Author: Hannah Hoag | Published: November 8, 2016
In Alaska vegetables and other foods are shipped long distances to reach store shelves and dinner plates. But the region’s changing climate and the introduction of new technologies is making local farming increasingly feasible. Some farms are thriving.
With the right investments in research and infrastructure, farming could become more profitable in Alaska and less of an alien concept, says Milan Shipka, the director of the Agricultural and Forestry Experiment Station at the University of Alaska Fairbanks. Root crops and tubers do well in Alaska, but grasses and grains, leafy greens and flowers can also succeed.
There are more than 750 farms in Alaska, including some that produce more than $500,000 annually.

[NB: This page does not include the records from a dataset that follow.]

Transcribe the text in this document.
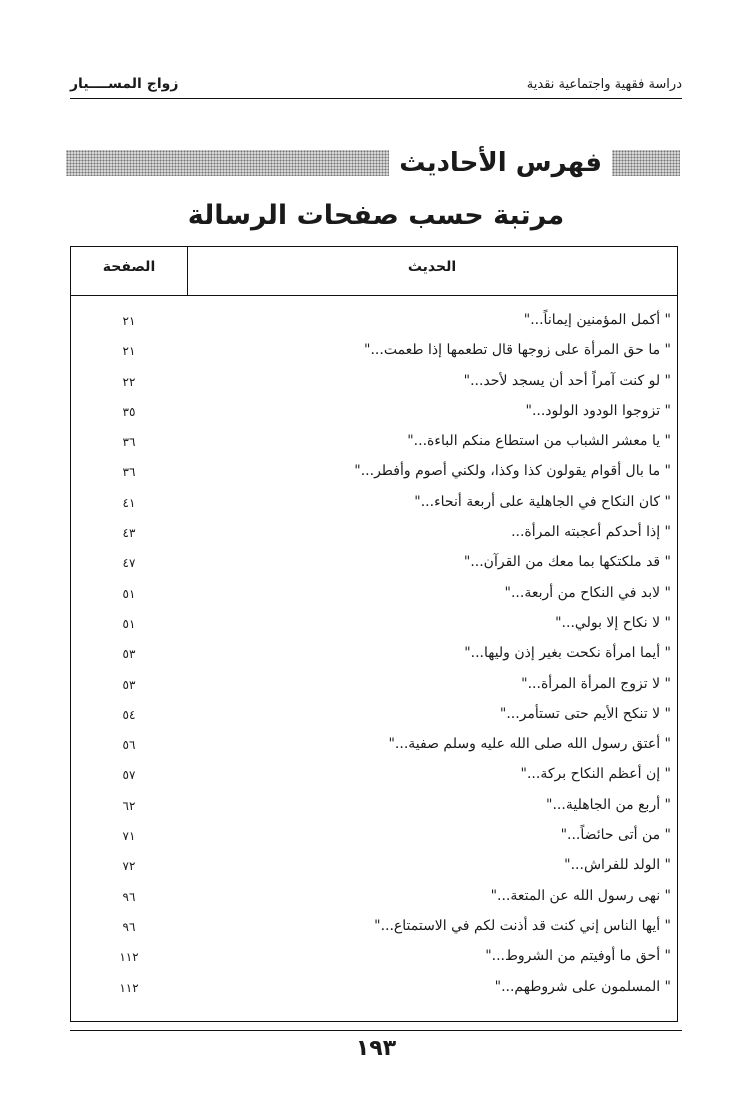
دراسة فقهية واجتماعية نقدية
زواج المســــيار
فهرس الأحاديث
مرتبة حسب صفحات الرسالة
الصفحة	الحديث
" أكمل المؤمنين إيماناً..."
٢١
" ما حق المرأة على زوجها قال تطعمها إذا طعمت..."
٢١
" لو كنت آمراً أحد أن يسجد لأحد..."
٢٢
" تزوجوا الودود الولود..."
٣٥
" يا معشر الشباب من استطاع منكم الباءة..."
٣٦
" ما بال أقوام يقولون كذا وكذا، ولكني أصوم وأفطر..."
٣٦
" كان النكاح في الجاهلية على أربعة أنحاء..."
٤١
" إذا أحدكم أعجبته المرأة...
٤٣
" قد ملكتكها بما معك من القرآن..."
٤٧
" لابد في النكاح من أربعة..."
٥١
" لا نكاح إلا بولي..."
٥١
" أيما امرأة نكحت بغير إذن وليها..."
٥٣
" لا تزوج المرأة المرأة..."
٥٣
" لا تنكح الأيم حتى تستأمر..."
٥٤
" أعتق رسول الله صلى الله عليه وسلم صفية..."
٥٦
" إن أعظم النكاح بركة..."
٥٧
" أربع من الجاهلية..."
٦٢
" من أتى حائضاً..."
٧١
" الولد للفراش..."
٧٢
" نهى رسول الله عن المتعة..."
٩٦
" أيها الناس إني كنت قد أذنت لكم في الاستمتاع..."
٩٦
" أحق ما أوفيتم من الشروط..."
١١٢
" المسلمون على شروطهم..."
١١٢
١٩٣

But, like elsewhere in the U.S., the average age of a farmer in Alaska is tipping toward 60. “If we’re going to talk about all the things that we can grow in the Arctic, then we have to talk about who is going to grow these things. We have to create enterprises that can support them economically,” says Shipka.
To dig deeper into the future of Alaskan agriculture, Arctic Deeply recently spoke Shipka.
Arctic Deeply: How has, or how is, climate change altering agriculture in Alaska?
Milan Shipka: People on the ground in the North, including Alaska, they see a change happening. It’s not uncommon to talk to somebody who’s been in the area for many years and hear them refer to “when it used to get cold.” For example, the number of frost-free days in Fairbanks have increased by 50 percent from about 80 to 120 per year. That’s phenomenal. But these things aren’t only changing in the summer. We certainly don’t see the cold in the winter that we used to see.
Arctic Deeply: What does that expansion of frost-free days mean when it comes to growing produce?
Shipka: It means new varieties, new cultivars that we have not been able to grow here before. There are many I could name, spring wheat is one example. Wheat has been impossible to grow at our latitude. But we are now seeing a longer growing season and, with the right selection of varieties, we can create a cultivar that will make it to maturity. It is completely possible to have a successful harvest.